Using marijuana for medical purposes now is legal in 14 states, and a handful will address the issue in some form on ballots in November. California, which became the first state to legalize medical marijuana in 1996, will vote on whether to legalize recreational use of the drug.

Kerlikowske told CBS News that young people are being exposed to mixed messages about marijuana, and while it may have properties that have medicinal values, it is not medicine and in fact is "an entry drug."

The National Survey on Drug Use and Health, released Sept. 16 by the Substance Abuse and Mental Health Services Administration, interviewed about 67,500 people in 2009 and found that 8.7 percent age 12 or older admitted to using an illicit drug during the past month. In 2008, the rate was 8 percent.

The annual survey, which began in 2002, is the primary source of information on the use of illicit drugs, alcohol and tobacco in the country.

Marijuana was the most commonly used illicit drug, the study found, and in 2009, 6.6 percent said they had used the drug during the past month, which would amount to 16.7 million. The rate was 6.1 percent in 2008 and 5.8 percent in 2007. The survey did not distinguish between medical and recreational marijuana use.

Also of note is that the use of methamphetamines increased by 60 percent last year and the use of ecstasy jumped by 37 percent. A 2006 law that said cold tablets containing pseudoephedrine must be placed behind pharmacy counters led to a drop in meth rates, but Kerlikowske told AP more people are getting around the law and meth is coming across the border from Mexico.

Earlier in the decade, a widespread public safety campaign warning youth about the dangers of ecstasy as a party drug led to a decline. The decline then led to fewer warnings.

"The last few years, I think we've taken our eye off the ball on ecstasy," Kerlikowske told AP.

Abuse of prescription drugs also proved problematic in the survey, as the rate rose slightly to nearly 3 percent of the population. Cocaine use continued to decline, however, down 32 percent from its peak in 2006. Tobacco use also declined, reaching a new low of 23.3 percent, though the report warned "the pace of improvement is stagnating."

Among unemployed adults age 18 or older in 2009, 17 percent admitted to being current illicit drug users, the study said. That number is compared to 8 percent of people employed full-time and 11.5 percent of those employed part-time.

The number of unemployed illicit drug users increased from 2007 to 2009, primarily because of an overall increase in the number of unemployed persons, yet researchers noted that most illicit drug users were employed.

In 2009, 4.2 percent of the population reported driving under the influence of illicit drugs during the past year, corresponding to 10.5 million people, the survey found.

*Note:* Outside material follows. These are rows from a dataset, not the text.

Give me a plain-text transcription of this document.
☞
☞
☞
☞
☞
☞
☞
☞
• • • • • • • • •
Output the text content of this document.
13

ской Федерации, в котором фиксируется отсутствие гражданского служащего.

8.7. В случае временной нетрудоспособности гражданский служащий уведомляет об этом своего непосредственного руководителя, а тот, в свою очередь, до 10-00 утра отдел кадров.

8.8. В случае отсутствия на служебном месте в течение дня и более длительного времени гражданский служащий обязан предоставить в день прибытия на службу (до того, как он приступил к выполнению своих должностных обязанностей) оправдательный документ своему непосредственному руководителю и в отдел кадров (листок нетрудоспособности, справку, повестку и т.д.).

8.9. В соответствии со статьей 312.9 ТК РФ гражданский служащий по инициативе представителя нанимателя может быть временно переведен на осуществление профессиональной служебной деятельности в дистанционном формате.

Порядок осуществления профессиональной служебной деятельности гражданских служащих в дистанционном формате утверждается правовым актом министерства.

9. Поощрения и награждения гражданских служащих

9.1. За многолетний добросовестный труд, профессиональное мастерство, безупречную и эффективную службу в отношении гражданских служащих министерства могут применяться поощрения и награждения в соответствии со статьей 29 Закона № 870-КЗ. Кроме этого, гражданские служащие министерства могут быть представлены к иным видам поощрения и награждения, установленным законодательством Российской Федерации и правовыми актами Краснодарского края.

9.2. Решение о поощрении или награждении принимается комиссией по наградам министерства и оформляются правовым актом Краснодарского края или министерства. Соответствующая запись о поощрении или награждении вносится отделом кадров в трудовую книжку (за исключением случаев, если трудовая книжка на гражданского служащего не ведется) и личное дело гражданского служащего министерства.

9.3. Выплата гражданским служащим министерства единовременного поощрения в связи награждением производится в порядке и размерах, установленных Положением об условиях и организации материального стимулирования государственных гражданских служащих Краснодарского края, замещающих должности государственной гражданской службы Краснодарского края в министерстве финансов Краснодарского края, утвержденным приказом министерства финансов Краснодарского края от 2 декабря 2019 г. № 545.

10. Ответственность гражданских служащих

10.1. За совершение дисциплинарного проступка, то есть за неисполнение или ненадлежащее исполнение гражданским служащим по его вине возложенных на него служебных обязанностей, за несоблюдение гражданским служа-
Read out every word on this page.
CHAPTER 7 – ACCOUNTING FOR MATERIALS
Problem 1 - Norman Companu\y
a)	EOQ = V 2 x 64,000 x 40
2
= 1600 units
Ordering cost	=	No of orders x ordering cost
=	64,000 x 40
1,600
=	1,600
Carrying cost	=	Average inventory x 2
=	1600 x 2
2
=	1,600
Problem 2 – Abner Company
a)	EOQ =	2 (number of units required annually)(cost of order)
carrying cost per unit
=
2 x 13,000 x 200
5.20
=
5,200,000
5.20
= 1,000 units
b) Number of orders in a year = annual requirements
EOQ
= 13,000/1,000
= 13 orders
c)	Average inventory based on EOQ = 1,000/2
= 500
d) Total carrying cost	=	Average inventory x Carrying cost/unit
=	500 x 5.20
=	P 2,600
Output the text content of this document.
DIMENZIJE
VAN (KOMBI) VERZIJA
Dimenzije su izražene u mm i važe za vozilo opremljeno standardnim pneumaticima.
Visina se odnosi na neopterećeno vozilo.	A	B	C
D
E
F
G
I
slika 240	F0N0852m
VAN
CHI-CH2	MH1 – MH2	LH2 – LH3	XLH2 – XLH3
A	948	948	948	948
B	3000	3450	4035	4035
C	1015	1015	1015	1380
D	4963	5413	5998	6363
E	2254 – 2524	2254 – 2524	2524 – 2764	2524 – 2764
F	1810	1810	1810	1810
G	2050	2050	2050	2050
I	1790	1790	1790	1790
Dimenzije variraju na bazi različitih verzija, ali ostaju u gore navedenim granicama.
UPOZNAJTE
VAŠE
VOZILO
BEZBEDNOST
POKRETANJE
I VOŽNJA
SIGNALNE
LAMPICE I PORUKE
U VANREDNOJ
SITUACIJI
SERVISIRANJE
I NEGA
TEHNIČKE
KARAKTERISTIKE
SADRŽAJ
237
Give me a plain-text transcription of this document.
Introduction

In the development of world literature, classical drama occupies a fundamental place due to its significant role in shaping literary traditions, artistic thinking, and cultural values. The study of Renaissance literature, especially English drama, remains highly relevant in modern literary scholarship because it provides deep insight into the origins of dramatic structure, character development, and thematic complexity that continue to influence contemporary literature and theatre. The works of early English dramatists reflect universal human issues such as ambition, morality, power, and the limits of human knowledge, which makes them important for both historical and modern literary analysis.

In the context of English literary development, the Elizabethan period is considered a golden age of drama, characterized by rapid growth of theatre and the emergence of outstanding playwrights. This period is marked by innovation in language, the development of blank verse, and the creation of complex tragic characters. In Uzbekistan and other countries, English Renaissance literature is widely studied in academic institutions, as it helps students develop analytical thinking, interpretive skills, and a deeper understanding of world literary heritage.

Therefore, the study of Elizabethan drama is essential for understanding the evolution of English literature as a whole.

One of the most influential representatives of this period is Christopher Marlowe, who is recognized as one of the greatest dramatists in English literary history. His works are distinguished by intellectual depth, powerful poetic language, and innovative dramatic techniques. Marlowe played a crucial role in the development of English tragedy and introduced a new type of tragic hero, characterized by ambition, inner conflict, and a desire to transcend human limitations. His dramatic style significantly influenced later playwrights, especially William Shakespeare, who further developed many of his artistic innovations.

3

Kerlikowske, in a statement regarding the survey Sept. 16, said the findings are disappointing but not surprising.

"Youth attitudes about the dangers of drugs have softened in the past couple of years. In the past this has often signaled that increases in use are coming," Kerlikowske said.

The National Drug Control Strategy, released earlier this year, emphasizes prevention, early intervention, treatment, smart law enforcement and support for people in recovery from addition.

"The federal government cannot do this alone. All levels of government, along with communities, parents and others who influence kids must work together," Kerlikowske said.

"There are two things that parents can do, today, to make a difference. First, talk to your kids about drugs. Make sure they know of the harms that can result from drug use and that you don't approve of them," he said. "Second, when you get home today, go through your medicine cabinet and remove unused or unneeded prescription drugs."

Survey results indicated that 21.2 percent of young adults experimented with illegal drugs in 2009, with the trend "driven in large part by the use of marijuana."